In other words, we assign one point to each recipe in each round it is satisfiable by the already-collected ingredients. We reduce the well-ordering problem to integer linear programming:

\[ \large \begin{equation} \begin{split} \text{maximize } & \sum_{k=1}^n\sum_{j=1}^m v_{k,j} \\ \text{subject to } & \begin{aligned}[t] \sum_{i=0}^{n}c_{k, i} &= k & k \in [1, n] \\ c_{k,i} &\le c_{k+1, i} & i \in [1, n], k \in [1, n-1] \\ v_{k,j} &\ge -\lvert{}r_j\rvert + 1 + \sum_{i \in r_j}c_{k,i} & k \in [1, n], j \in [1, m] \\ v_{k,j} &\le c_{k,i} & k \in [1, n], j \in [1, m], i \in r_j \\ \end{aligned} \\ \text{binary } & \begin{aligned}[t] v_{k,j} & & k \in [1, n], j \in [1, m] \\ c_{k,i} & & k \in [1, n], i \in [1, n] \\ \end{aligned} \\ \end{split} \end{equation} \]

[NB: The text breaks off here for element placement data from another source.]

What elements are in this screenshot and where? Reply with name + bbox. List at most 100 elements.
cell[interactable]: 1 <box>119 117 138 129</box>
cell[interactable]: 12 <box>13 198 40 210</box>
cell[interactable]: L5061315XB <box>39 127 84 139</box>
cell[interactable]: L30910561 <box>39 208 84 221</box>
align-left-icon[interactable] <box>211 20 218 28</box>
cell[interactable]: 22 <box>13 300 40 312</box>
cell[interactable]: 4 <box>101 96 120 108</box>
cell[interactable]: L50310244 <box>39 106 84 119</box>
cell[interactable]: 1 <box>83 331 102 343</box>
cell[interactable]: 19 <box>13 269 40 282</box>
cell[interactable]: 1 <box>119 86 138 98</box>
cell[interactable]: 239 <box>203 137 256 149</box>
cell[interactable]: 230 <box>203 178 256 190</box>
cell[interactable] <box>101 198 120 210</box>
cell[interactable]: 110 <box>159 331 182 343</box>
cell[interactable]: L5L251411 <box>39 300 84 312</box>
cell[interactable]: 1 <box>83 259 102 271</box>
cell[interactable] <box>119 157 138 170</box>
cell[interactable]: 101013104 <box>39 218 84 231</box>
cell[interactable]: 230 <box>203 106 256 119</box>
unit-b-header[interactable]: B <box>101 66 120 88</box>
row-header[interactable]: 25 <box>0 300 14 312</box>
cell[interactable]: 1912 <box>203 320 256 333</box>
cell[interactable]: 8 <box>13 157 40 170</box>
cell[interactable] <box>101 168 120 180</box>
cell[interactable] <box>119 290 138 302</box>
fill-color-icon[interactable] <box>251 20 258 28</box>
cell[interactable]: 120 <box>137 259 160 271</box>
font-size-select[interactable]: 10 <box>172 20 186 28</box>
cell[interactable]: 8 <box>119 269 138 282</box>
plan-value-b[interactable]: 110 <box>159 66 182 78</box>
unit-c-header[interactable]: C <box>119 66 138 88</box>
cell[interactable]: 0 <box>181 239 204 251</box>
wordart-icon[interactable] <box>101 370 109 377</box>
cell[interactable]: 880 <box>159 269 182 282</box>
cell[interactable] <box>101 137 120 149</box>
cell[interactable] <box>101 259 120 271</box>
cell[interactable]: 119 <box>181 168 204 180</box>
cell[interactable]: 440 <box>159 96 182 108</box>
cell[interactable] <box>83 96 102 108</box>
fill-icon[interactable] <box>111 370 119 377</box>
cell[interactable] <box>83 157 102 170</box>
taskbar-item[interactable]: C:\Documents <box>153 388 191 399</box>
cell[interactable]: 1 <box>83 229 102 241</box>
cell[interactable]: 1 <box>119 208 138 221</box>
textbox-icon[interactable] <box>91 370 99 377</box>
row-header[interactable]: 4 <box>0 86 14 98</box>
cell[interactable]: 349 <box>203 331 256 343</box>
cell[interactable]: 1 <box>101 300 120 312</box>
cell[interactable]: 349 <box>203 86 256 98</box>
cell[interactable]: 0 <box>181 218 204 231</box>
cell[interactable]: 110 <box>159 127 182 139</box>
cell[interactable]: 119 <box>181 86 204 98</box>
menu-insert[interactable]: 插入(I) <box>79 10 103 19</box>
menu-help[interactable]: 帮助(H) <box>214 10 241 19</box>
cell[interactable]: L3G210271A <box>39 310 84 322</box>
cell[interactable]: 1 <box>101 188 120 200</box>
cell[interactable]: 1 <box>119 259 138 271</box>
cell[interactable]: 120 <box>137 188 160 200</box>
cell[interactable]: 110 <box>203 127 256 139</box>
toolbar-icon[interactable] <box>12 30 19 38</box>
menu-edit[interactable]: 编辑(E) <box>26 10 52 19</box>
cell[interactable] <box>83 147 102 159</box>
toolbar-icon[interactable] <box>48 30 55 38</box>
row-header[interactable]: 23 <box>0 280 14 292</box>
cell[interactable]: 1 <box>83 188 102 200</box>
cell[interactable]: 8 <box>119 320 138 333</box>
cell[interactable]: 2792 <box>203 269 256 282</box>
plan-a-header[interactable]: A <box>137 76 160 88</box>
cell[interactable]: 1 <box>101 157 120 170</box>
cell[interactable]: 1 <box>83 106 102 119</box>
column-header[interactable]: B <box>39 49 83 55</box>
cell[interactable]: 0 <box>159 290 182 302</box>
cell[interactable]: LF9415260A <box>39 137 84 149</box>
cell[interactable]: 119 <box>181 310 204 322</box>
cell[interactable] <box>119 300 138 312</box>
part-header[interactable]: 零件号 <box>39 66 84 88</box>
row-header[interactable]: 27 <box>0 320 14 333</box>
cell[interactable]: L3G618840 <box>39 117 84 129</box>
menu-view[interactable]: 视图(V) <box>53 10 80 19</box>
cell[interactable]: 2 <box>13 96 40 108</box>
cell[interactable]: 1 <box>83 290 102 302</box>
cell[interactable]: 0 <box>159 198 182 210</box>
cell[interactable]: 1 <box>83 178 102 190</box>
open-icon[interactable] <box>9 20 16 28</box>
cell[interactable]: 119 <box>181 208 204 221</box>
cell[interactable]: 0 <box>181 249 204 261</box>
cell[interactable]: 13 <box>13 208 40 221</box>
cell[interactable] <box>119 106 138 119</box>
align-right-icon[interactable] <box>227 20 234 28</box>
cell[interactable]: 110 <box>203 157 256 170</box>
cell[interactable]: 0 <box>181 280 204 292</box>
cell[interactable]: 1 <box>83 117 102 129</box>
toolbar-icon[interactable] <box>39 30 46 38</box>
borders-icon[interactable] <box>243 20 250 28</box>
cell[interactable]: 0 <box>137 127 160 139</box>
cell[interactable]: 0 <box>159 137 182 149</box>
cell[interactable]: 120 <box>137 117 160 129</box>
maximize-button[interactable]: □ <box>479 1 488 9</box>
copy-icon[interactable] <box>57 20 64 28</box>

\(c_{k,i}\) is set when \(y_i\) is collected in rounds 1 through \(k\). \(v_{k,j}\) is set if \(r_j\) is satisfiable in round \(k\). The first and second constraints ensure exactly one ingredient is added in each round. The third and fourth constraints model that \(v_{k,j} = \bigwedge\limits_{i \in r_j} c_{k,i}\).

The system is solved in-browser using jvail's port of GLPK to WebAssembly. Alternatively, COIN-OR's cbc can find the optimal solution in under thirty seconds on a desktop computer. Recipes adapted from teijo/iba-cocktails.